17. It may need a notice here that the Hon''ble Supreme Court in Ashok Kumar Sharma''s case (supra) was dealing with a review petition which

had been admitted on the following two issues:

(1) Whether the view taken by the majority (Hon''ble Dr Thommen and v. Ramaswami, JJ.) that it is enough for a candidate to be qualified by the

date of interview even if he was not qualified by the last date prescribed for receiving the applications, is correct in law and whether the majority

was right in extending the principle of Rule 37 of the Public Service Commission rules to be present case by analogy?

(2) Whether in the facts and circumstances of the case, would it not be just to restore the direction of the Division Bench to treat the candidates

who were not qualified by the last date of receipt of applications as juniors, as a class, to those who were qualified, was not a just one?

The Hon''ble Supreme Court held the view expressed and issue No. 1 to be unsustainable in the eyes of law as is noticed in earlier part of this

judgment.

18. Even in Charles K. Skaria''s case what was observed was that a diploma must be obtained at least on or before the last date of application

and the proof thereof is different from factum of having got it.

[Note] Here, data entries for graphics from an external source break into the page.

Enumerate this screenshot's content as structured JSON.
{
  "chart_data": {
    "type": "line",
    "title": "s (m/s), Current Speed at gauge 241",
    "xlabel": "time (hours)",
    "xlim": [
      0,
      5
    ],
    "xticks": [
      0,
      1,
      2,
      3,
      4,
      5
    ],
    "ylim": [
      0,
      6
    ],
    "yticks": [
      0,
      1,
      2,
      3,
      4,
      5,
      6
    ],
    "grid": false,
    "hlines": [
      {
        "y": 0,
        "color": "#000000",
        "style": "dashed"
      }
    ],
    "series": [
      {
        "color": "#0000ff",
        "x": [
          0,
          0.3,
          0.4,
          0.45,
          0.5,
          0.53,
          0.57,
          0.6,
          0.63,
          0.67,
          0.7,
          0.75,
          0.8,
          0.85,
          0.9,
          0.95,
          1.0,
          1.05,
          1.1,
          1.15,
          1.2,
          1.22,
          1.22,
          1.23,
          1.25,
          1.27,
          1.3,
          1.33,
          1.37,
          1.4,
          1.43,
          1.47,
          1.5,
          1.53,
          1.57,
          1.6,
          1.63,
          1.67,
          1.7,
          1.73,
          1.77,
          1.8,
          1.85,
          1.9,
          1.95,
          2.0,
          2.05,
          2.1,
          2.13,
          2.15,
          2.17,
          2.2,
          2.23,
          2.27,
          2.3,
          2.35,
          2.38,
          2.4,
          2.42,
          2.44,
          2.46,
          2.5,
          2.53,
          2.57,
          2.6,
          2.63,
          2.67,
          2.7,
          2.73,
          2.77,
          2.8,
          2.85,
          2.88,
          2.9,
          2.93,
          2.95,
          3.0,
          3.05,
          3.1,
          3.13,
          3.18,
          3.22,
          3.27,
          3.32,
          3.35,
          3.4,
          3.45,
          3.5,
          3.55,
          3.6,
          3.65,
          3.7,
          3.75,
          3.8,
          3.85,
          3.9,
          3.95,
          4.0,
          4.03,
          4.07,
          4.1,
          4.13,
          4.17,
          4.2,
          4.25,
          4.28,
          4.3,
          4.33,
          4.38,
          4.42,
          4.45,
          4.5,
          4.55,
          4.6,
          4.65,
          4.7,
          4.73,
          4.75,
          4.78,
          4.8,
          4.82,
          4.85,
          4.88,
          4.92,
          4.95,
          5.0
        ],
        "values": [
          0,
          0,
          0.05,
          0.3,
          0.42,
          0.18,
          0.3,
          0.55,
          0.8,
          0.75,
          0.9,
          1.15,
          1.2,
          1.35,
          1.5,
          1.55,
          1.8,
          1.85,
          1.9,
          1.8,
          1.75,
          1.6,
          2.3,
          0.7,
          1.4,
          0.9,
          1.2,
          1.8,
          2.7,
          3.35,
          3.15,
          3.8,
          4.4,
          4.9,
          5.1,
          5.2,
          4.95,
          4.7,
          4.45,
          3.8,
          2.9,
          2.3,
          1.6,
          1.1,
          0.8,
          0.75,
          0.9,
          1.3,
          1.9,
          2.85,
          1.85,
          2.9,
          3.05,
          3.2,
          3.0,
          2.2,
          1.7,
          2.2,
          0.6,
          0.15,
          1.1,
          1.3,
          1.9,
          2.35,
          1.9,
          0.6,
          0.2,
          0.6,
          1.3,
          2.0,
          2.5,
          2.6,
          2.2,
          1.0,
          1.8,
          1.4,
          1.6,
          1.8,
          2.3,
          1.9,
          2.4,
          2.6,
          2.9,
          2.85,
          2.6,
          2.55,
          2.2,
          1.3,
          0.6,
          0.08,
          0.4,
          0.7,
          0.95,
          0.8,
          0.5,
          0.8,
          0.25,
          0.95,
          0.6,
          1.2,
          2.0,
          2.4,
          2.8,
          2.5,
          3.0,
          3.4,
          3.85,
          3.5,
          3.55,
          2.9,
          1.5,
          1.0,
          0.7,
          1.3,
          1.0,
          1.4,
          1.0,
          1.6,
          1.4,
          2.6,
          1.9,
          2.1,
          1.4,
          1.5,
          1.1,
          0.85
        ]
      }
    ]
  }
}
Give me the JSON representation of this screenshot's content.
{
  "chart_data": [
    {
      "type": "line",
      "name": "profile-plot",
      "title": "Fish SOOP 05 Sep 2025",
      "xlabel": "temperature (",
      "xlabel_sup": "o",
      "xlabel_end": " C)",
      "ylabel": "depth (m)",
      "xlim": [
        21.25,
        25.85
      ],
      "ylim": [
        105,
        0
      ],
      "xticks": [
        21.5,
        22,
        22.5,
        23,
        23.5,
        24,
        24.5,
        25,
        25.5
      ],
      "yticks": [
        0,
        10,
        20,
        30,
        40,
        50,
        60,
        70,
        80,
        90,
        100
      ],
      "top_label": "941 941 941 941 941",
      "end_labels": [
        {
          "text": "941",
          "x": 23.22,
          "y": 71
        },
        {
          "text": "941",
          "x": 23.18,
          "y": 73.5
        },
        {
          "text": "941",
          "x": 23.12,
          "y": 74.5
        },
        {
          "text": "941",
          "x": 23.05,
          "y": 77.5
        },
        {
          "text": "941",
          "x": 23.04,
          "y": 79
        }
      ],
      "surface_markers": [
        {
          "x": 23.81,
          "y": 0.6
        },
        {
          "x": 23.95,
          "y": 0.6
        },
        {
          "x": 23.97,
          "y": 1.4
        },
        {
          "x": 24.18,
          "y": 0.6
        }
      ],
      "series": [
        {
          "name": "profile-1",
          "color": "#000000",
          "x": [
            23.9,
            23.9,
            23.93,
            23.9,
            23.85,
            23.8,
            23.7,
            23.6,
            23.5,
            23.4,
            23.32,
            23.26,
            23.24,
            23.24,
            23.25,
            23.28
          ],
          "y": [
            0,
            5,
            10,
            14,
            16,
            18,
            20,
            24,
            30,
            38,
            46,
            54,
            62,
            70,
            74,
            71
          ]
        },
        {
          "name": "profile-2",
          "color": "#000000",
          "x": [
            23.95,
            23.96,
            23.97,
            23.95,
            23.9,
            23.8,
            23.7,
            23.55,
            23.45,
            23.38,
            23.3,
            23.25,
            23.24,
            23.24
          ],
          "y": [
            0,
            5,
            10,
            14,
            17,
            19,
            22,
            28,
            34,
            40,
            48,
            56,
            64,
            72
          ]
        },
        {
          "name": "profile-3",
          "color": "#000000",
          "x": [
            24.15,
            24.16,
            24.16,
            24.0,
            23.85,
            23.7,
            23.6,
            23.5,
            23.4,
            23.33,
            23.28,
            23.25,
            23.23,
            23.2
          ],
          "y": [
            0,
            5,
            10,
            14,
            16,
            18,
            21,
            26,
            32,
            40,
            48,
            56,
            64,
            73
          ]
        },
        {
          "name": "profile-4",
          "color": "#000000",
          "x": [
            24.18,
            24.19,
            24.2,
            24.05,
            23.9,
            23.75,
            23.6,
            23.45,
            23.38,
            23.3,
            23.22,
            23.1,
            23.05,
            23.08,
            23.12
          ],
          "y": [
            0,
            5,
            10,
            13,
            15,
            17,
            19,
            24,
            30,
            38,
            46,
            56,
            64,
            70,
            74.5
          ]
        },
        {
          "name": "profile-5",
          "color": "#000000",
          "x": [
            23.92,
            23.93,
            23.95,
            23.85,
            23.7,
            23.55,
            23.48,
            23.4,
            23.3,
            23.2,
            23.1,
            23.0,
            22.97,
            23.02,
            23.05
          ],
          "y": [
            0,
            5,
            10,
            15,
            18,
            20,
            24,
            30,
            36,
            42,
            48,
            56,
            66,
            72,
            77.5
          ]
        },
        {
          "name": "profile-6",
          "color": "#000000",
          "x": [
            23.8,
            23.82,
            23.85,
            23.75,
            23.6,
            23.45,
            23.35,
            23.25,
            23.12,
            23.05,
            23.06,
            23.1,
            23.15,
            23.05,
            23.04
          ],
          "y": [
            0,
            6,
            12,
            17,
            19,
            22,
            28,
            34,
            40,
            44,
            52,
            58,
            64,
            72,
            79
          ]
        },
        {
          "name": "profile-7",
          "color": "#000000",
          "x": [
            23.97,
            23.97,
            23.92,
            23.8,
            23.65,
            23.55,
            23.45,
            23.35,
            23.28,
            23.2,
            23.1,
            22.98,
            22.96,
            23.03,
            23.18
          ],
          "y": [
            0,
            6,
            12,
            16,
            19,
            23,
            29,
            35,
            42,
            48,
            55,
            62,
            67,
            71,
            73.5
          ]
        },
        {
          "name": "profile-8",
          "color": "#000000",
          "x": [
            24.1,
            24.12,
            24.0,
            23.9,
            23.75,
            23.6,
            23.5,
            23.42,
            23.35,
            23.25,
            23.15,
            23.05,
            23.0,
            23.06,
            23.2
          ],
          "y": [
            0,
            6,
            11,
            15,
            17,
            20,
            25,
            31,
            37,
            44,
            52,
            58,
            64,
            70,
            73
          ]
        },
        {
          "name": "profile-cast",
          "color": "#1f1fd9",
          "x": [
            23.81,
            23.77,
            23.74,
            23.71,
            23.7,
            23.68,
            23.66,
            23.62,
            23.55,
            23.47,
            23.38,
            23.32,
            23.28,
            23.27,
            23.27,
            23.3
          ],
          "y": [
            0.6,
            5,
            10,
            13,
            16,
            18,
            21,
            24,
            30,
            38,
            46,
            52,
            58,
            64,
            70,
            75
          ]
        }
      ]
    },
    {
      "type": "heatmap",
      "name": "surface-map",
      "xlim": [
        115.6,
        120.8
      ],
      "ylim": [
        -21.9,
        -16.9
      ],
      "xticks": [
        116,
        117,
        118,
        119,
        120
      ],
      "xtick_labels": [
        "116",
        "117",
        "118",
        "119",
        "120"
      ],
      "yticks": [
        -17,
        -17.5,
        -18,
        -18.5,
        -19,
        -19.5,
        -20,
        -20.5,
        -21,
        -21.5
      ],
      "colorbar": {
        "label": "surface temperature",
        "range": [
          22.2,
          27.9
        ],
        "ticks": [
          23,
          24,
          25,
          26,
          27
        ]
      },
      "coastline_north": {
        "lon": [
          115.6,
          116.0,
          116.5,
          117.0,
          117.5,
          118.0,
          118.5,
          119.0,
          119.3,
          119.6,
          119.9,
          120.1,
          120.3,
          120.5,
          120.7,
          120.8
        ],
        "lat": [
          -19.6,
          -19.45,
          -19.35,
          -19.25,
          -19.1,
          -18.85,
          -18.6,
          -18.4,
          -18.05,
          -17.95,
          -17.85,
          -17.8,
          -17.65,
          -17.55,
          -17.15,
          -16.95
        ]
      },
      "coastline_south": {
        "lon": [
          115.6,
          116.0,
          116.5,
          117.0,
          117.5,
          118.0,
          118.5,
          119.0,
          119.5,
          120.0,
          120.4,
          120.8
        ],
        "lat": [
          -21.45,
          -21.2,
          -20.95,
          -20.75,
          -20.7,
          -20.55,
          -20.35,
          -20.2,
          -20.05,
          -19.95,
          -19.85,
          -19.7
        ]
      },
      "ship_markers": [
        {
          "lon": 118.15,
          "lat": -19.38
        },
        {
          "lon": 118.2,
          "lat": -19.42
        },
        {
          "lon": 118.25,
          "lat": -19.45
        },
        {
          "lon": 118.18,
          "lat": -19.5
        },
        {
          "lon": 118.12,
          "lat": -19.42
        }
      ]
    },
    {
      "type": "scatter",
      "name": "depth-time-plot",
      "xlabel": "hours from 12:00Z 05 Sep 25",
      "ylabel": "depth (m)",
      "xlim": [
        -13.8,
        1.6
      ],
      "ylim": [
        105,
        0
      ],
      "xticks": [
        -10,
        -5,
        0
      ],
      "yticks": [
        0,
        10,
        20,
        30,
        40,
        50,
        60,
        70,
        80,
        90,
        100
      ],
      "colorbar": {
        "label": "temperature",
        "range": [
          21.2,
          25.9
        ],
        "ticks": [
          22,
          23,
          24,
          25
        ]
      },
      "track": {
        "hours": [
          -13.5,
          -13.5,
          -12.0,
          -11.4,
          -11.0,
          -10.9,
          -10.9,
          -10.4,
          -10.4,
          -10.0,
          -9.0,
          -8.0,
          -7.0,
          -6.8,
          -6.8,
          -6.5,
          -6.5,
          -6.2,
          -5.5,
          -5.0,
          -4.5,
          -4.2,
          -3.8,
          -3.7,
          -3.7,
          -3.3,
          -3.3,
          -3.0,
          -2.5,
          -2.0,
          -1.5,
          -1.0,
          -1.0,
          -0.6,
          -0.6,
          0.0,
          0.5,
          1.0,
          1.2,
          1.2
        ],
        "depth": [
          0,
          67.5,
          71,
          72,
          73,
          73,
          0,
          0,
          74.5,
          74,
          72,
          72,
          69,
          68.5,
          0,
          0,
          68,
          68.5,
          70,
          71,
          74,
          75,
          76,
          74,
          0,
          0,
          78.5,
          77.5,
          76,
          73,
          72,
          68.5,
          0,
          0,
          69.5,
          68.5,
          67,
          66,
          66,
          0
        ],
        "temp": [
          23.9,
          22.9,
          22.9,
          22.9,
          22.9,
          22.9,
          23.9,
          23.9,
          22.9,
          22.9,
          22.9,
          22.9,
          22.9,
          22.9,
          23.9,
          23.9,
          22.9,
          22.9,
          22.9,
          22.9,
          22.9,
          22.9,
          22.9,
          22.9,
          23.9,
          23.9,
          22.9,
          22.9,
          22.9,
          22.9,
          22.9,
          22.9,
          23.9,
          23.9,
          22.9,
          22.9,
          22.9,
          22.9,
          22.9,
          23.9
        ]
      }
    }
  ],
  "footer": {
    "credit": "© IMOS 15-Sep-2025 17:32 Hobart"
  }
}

Applying this ratio, it can be observed that the Petitioner may have passed the

examination by the cut off date and, thus, was eligible to apply and it was prudent for him to produce this evidence if he had applied for the post.

The Hon''ble Supreme Court has clearly held that relaxation of a date about obtaining an eligibility would be illegal but not so for providing proof.

This would have been relevant if the Petitioner had submitted her application by the due date. Here the question of proof does not arise as there is

No. application submitted by the Petitioner. Moreover, the diploma in case only entitled the Petitioner therein addition of 10 marks but was not

relevant for determining the eligibility or essential qualification for submitting application. The ratio in this case would not apply to the facts in this

case.

19. Taking the totality of the circumstances and the facts in view, it will not be fair to issue direction for entertaining the application of the Petitioner,

who somehow was unable to apply, may be because of wrong declaration of her result. It is primarily because of some fault on the part of

Respondent-School Board that this situation has resulted. If the Petitioner feels aggrieved against this action and is able to establish some culpable

neglect or any such ground entitling her to seek damages or compensation, she may adopt that course, if so advised. This would not be a ground to

issue mandamus as prayed for by the Petitioner. One may sympathise with the Petitioner but sympathy has No. role to play while construing legal

provision or a statute. The Court cannot interpret the provision or a legal position by ignoring the binding decisions by way of sympathy-[See

Maruti Udyog Ltd. v. Ram Lal and Ors. 2005 (2) SCC 638].

The writ petition is accordingly dismissed. There shall be No. order as to costs.